Les internes et jeunes médecins s’étaient élevés contre un dispositif « transpartisan » adopté au Sénat qui proposait que la dernière année d’études en 3e cycle de médecine générale (et certaines spécialités déficitaires comme l'ophtalmologie) soit une année de pratique « en autonomie » dans les déserts. Ils avaient dénoncé cette mesure en lançant notamment la campagne #PasencadréPasformé.
Hier une commission mixte paritaire (7 députés, 7 sénateurs) s’est finalement mise d’accord sur une version remaniée de l’amendement. Les parlementaires ont voté pour un stage de six mois en dernière année d'internat en autonomie supervisée par un médecin et « en priorité » dans les zones sous-denses. La nouvelle disposition impose donc que le Saspas, qui existait déjà et est devenu obligatoire avec la réforme du troisième cycle, soit préférablement réalisé dans les territoires en difficulté.

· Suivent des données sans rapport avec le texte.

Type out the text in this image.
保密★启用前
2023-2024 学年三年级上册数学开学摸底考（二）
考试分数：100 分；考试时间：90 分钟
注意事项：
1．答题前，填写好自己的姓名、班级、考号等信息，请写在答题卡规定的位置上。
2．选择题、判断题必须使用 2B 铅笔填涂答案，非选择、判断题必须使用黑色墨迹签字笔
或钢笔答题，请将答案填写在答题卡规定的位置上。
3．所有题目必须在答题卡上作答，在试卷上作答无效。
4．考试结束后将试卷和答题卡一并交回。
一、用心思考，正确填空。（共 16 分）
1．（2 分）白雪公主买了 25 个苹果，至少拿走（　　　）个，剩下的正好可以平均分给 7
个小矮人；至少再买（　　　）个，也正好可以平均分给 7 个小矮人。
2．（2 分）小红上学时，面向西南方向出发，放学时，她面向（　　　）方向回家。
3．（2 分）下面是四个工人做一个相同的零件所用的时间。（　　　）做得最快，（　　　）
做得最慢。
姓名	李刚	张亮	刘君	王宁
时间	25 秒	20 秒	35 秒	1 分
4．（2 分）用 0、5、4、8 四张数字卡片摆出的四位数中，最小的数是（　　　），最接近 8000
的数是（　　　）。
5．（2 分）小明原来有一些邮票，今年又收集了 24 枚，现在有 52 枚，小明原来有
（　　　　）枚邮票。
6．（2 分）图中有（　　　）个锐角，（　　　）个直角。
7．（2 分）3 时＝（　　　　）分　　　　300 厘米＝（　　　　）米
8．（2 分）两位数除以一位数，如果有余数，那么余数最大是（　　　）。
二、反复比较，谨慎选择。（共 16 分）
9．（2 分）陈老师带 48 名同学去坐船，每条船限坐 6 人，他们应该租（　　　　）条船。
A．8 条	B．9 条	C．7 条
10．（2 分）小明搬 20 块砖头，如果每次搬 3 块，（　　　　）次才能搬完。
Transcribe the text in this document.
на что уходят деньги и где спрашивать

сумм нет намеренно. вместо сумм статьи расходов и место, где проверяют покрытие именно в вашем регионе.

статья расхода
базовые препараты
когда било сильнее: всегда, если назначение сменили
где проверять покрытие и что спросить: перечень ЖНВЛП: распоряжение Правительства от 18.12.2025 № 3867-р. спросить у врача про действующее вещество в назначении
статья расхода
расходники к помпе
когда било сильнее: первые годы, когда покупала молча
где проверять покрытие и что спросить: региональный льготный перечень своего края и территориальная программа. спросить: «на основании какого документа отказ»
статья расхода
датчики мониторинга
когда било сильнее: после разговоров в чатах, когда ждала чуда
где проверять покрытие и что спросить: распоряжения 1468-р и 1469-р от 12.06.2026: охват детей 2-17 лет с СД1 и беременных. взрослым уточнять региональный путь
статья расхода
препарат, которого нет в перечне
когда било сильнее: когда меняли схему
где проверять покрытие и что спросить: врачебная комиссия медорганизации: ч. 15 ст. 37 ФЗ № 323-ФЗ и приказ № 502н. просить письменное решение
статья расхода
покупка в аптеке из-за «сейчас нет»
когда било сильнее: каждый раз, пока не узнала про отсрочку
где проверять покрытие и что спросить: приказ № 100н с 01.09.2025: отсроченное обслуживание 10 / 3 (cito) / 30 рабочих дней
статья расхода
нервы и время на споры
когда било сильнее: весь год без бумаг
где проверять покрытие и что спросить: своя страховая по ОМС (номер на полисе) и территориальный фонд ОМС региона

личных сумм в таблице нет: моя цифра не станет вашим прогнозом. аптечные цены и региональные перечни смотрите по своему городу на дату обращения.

En fait, le saspas en dernière année, c'est déjà dans la maquette et vu l'état de la démographie, quasi tous les terrains de stage sont en zone fragile. Le texte dit "prioritairement", donc en pratique c'est un statu quo. Tant mieux, c'était une idée dangereuse et inutile !
— Stéphane Bouxom (@sbouxom) 21 juin 2019
Le Saspas devient une obligation légale
Par rapport au texte initial, la mesure adoptée est donc « un moindre mal », estime le Dr Laure Dominjon, nouvelle présidente de ReAGJIR. Le syndicat des internes de médecine générale, l’Isnar-IMG, est lui aussi rassuré, même s’il restera très vigilant sur plusieurs points. « Ce texte fait du Saspas une obligation légale, or dans quelques subdivisions il est encore difficile pour tous les internes de pouvoir le réaliser, il ne faudrait donc pas que cela bloque certains étudiants dans leur cursus », souligne Lucie Garcin, présidente de l’Isnar-IMG. Le fait que le texte précise que ces stages devront être réalisés « en priorité », et non pas obligatoirement, dans les déserts est également de nature à rassurer les internes. « Nous espérons que cela signifie que si dans ces zones il n’y a pas les capacités de formation, les étudiants n’y seront pas envoyés », explique Lucie Garcin.
Une priorité, l'intérêt pédagogique
Tous veilleront également à ce que l’intérêt des stages ne soit pas sacrifié dans l’optique d’aller repeupler les déserts. « L’exigence pédagogique doit rester le critère premier », estime Lucie Garcin. Un avis partagé par le Dr Dominjon, « nous serons attentifs à ce que les maîtres de stage répondent bien aux critères indispensables. Qu’ils aient le temps de former, d’encadrer correctement les internes », note-t-elle.
L’objectif est d’éviter que ces stages se transforment en remplacement déguisé. Ce qui serait particulièrement contre-productif par rapport à l’effet recherché selon la généraliste francilienne : « Si les internes ne sont envoyés que dans des zones où il n’y a pas de maillage de soins, pas d’encadrement, cela risque de créer un effet délétère. C’est le meilleur moyen de faire peur aux internes et de les dégoûter d'aller exercer dans ces zones. » Sur ce point, le texte précise bien que les terrains de stage devront impérativement être agréés, mais Lucie Garcin estime malgré tout qu'accompagner cette mesure implique impérativement de « donner de vrais moyens » pour augmenter le nombre de terrains et de maîtres de stages.